[Sogogi= beef, Miyuk: dried Korean seaweed, Guk: soup]
Miyuk-guk (미역국) is a classic Korean soup made of seaweed. You can make this soup with a variety of ingredients such as beef, mussels, clams or even sea urchin.
Traditionally, it is a “birthday soup” because it is the first meal given to women who have just given birth. Customarily, many have this dish for consecutive weeks after birth. Miyuk–guk is full of calcium and iodine, which helps the recovery of new mothers but is also full of nutrition for children and the elderly. Today, I will introduce you to the most common and basic miyuk-guk, which is made with beef.
One of the funniest memories I have about miyuk-guk happened about four years ago, when my best friend from high school, K, was visiting from Seoul. Around lunch time, I offered to cook and asked her what she wanted. Her reply was, “let’s just have a simple lunch with jaeuk-bokkeum* and miyuk-guk (간단하게 제육볶음이랑 미역국 먹자).” I just gave her a blank stare for a few seconds and snapped, “That’s not a simple lunch. We’ll have just miyuk–guk instead.” K was single and did not have much cooking experience at that time and probably didn’t realize it was going to take me more than two hours to cook both dishes. I, too, was obviously not as good of a cook since every dish took quite a while to make back then. Ever since then, I often serve jaeuk-bokkem and miyuk-guk together to my family, thinking of K.

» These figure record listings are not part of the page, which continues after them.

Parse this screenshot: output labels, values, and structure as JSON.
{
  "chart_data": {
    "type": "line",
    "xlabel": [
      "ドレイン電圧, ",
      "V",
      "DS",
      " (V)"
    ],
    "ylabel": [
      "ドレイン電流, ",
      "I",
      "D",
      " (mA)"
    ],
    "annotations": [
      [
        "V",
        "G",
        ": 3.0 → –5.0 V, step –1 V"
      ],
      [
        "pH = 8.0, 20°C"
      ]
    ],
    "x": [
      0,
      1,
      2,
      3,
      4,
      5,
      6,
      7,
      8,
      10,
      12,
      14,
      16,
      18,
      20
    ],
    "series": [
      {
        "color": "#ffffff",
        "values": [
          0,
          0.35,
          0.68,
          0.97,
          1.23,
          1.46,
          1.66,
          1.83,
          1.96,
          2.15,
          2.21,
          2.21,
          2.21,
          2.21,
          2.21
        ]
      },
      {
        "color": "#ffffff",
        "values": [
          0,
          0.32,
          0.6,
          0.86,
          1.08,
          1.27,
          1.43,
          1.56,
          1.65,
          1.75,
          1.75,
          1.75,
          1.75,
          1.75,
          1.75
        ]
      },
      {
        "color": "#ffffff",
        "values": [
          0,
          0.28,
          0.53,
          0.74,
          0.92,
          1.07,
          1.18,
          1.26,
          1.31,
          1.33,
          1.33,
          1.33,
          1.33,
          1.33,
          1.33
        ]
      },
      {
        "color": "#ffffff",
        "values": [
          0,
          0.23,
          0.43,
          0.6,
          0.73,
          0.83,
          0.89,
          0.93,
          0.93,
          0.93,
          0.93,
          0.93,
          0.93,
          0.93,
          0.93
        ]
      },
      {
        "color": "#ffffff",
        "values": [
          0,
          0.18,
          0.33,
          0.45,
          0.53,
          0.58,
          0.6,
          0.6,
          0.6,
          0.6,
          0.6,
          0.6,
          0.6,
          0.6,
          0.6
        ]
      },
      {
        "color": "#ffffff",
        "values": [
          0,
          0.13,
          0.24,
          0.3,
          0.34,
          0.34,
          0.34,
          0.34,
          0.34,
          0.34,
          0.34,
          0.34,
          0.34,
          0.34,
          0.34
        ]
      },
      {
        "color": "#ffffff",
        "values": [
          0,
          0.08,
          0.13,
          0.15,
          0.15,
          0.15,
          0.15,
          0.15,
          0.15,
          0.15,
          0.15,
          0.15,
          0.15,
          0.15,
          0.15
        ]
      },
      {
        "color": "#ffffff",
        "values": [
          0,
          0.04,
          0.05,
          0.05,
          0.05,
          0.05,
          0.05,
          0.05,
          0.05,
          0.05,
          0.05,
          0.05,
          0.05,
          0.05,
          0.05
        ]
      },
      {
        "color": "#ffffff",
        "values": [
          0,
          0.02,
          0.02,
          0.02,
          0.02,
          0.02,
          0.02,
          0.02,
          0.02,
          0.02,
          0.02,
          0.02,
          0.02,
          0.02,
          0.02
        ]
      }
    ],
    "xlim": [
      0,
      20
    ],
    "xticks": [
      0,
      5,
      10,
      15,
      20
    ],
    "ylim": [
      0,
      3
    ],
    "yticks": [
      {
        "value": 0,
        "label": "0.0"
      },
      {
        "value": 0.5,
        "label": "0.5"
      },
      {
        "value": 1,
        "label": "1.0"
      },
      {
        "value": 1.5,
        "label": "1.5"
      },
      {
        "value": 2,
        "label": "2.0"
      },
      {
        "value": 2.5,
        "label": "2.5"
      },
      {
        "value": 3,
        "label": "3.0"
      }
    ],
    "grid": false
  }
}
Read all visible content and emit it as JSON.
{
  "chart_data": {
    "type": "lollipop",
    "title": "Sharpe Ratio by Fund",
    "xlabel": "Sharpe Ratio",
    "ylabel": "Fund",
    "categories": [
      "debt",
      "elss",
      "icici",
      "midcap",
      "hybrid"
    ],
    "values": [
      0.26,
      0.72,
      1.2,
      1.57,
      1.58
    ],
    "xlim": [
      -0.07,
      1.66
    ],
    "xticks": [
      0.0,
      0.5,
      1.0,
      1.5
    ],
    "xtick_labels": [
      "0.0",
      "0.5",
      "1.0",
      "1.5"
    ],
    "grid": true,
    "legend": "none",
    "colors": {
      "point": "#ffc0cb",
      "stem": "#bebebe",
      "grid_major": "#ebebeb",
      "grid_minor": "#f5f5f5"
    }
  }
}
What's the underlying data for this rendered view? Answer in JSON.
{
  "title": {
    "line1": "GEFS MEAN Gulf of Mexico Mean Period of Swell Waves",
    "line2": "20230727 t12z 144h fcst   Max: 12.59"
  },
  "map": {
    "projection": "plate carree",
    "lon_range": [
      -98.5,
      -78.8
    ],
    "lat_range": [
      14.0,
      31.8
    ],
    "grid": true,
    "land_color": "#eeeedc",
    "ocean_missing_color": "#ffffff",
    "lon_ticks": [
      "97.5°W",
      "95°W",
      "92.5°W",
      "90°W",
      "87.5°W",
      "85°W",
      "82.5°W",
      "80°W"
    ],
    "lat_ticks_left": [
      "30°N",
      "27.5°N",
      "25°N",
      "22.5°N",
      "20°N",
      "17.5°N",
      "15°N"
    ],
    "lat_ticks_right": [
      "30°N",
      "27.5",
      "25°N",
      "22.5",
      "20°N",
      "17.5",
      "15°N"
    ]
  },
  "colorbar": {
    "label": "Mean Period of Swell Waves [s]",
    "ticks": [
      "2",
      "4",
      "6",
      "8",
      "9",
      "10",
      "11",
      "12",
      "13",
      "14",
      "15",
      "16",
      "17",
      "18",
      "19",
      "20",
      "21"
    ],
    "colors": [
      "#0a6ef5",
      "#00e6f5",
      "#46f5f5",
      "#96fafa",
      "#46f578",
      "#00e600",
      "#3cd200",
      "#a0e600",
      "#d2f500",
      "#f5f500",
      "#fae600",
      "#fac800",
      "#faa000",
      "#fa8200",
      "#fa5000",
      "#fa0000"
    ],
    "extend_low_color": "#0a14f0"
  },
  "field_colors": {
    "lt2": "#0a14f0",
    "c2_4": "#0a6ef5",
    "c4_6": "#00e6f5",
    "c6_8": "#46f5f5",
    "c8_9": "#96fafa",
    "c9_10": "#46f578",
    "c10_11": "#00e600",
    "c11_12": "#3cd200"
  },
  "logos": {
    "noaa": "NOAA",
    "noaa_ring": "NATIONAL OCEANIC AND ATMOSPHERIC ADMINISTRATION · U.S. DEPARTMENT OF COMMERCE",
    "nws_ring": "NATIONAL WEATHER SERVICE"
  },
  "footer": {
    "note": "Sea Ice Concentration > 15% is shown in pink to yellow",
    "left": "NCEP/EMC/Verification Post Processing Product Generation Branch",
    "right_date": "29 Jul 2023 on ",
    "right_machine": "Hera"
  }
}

Click below for more recipes with miyuk:
- About 1 ounce (30g) of dried miyuk (미역) or 2 cups of soaked miyuk
- About a fist full or 0.3 pounds (150g) of lean meat, such as brisket with the fat trimmed off
- 1 1/2 tablespoon of guk-ganjang (국간장)*
- 1/2 tablespoon of garlic, minced
- 1 teaspoon of sesame oil
- A pinch of black pepper
- 2 tablespoon of sesame oil
- About 6-7 cups of water
- 1 tablespoon of Asian fish sauce, preferably Korean myulchi-aekjut (멸치액젓) or kkanari-aekjust (까나리액젓)
- 1 hot red pepper, thinly julienned (optional)
- Soak the dried seaweed in a large bowl with plenty of water for at least 15 minutes. Keep in mind it will increase in volume 3-4 times.
- In the meantime, cut the beef in small bite size pieces and marinate with 1/2 tablespoon of guk-ganjang, 1/2 tablespoon of garlic, 1 teaspoon of sesame oil and a pinch of black pepper.
- Rinse the soaked seaweed with cold water 3 to 5 times until you can see no foam forming. Drain well by pressing the seaweed between your hands and cut into 1 to 2 inch pieces.
- Heat a medium size pot on medium-high heat. Drizzle about 2 tablespoon of sesame oil and sauté the marinated beef for a few minutes. Add the seaweed and sauté them with the beef for another 5-10 minutes until most of the moisture of the seaweed is gone but not dry.
- Pour water and add the guk-ganjang and fish sauce, a tablespoon each. Bring the soup to a boil, then to a simmer. Simmer the soup for at least 30 minutes.
- Taste and add more guk-ganjang or salt if needed. You can also add some julienned hot red peppers to add a slight kick.
- Serve with a side of rice.
*Jaeyuk-bokkeum (제육볶음) is a spicy pork dish, which is essentially osam-bulgogi made without the squid.
* Guk-ganjan (국간장) is also called joson-ganjang (조선간장), which literally means Korean soy sauce. The difference between Korean soy sauce and the soy sauce you see in sushi restaurants or the local supermarket is that Korean soy sauce is lighter in color and consistency but is slightly saltier. If you do not have guk-ganjang at home, simply use a little soy sauce and salt. I do, however, highly recommend purchasing one at a Korean supermarket because it is used in so many Korean dishes.